Missione compiuta. Giorgia Meloni è riuscita nell’intento di convincere l’amministrazione americana in trasferta e, allo stesso tempo, zittire i gufi della sinistra tra le mura di casa. La premier torna a Palazzo Chigi con un indubbio successo dal bilaterale con Donald Trump e, come se non bastasse, fa esplodere di rabbia i commentatori della gauche mediatica. Tutti, tranne l’onestà intellettuale di Alan Friedman che, da una posizione antigovernativa, non fa altro che ammettere l’evidenza.
Durante la trasmissione L’aria che tira su La7, condotta da David Parenzo, si è discusso a lungo del faccia a faccia tra Giorgia Meloni e Donald Trump alla Casa Bianca. L’ospite in collegamento, il giornalista e analista politico Alan Friedman, ha offerto una lettura insolita, riconoscendo alla premier italiana un comportamento impeccabile.
“Sono critico della Meloni ma si è comportata in maniera ineccepibile, ha saputo gestire Trump a livello di statista”, ha dichiarato Friedman: “C’è un passo potenzialmente positivo se la missione Meloni ci porta a una visita di Trump a Roma in un tempo ravvicinato e utile, entro questi 90 giorni di incertezza sui dazi”.
Friedman ha sottolineato come l’incontro tra i due leader conservatori abbia toccato alcuni temi sensibili. “Sono due conservatori di destra che si sono messi d’accordo sul combattere woke, trans, politiche identitarie. Ma quello non importa”, ha affermato. Una parentesi polemica si è aperta in studio quando Laura Boldrini, deputata del Pd, ha commentato sottovoce: “Mah, insomma”.
Nel corso del vertice, secondo Friedman, Meloni si sarebbe espressa anche sul conflitto in Ucraina: “È stato significativo che Meloni ha detto che Zelensky non ha iniziato la guerra e che il vero aggressore è stata la Russia. Quando l’interprete ha cercato di tradurre questo in inglese, Meloni l’ha tagliata fuori, ha detto ‘qui traduco io’ e ha fatto la traduzione solo sull’impegno del 2% dimenticando…”.

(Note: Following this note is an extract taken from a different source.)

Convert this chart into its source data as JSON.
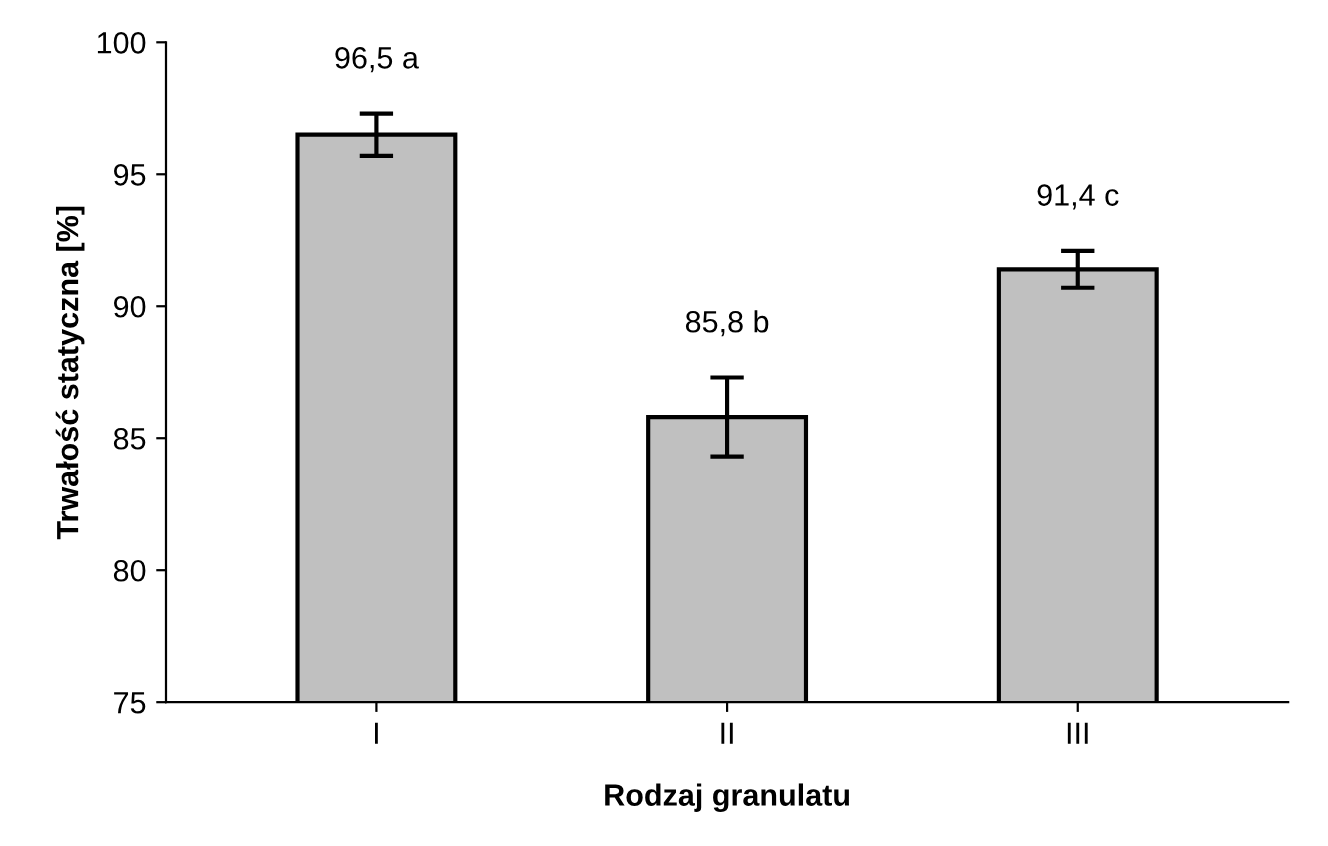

Durante l’incontro ufficiale con Donald Trump a Washington, Giorgia Meloni ha fatto sfoggio, ancora una volta, della sua padronanza linguistica. Mentre rispondeva a una domanda in italiano, la presidente del Consiglio ha inizialmente lasciato spazio all’interprete per la traduzione, ma a metà della frase ha deciso di intervenire direttamente, interrompendola e continuando da sola in inglese. Ma cosa è successo?
Valentina Maiolini-Rothbacher, l’interprete che era alla Casa Bianca racconta al Corriere della Sera la sua defaillance: «Chiedo scusa, non mi era mai successo, non so che abbia fatto il mio cervello, mi dispiace soprattutto di non essere stata utile al Presidente…. Meloni ad un tratto mi ha fatto un cenno, io stavo traducendo le sue parole in maniera spezzettata, era chiaro che qualcosa non andava, così lei ha detto “ok ci penso io” e da quel momento si è auto-tradotta. Ha fatto bene a interrompermi, era un incontro importantissimo e ogni parola aveva un grande peso. Lei voleva essere compresa perfettamente da Donald Trump, in quel momento si stava parlando di spese militari e invece io leggevo gli appunti lentamente, tornavo indietro, riformulavo le frasi, per fortuna non ho detto corbellerie ma insomma..».
E poi spiega: «I giornalisti facevano a gara a chi gridava più forte per far sentire la propria domanda, non c’era un moderatore, lo stesso presidente Trump si rivolgeva a me per chiedermi cosa stesse dicendo la premier e lodando il suono della sua voce. Tutto questo forse deve avermi mandato in confusione».
Friedman ha posto l’attenzione su un possibile sviluppo: “Se Ursula Von der Leyen, che non è mai stata nominata durante l’incontro nell’Ufficio Ovale, accetta di venire a Roma e negoziare con Trump sui dazi sarebbe molto positivo”. Nonostante le parole di apertura, l’analista non crede che l’ex presidente degli Stati Uniti abbia mutato atteggiamento: “Per me però Trump non ha cambiato linea”.
Infine, l’analista ha concluso con una riflessione sul tono inedito dell’incontro: “È la prima volta che Trump non ha insultato un suo ospite”.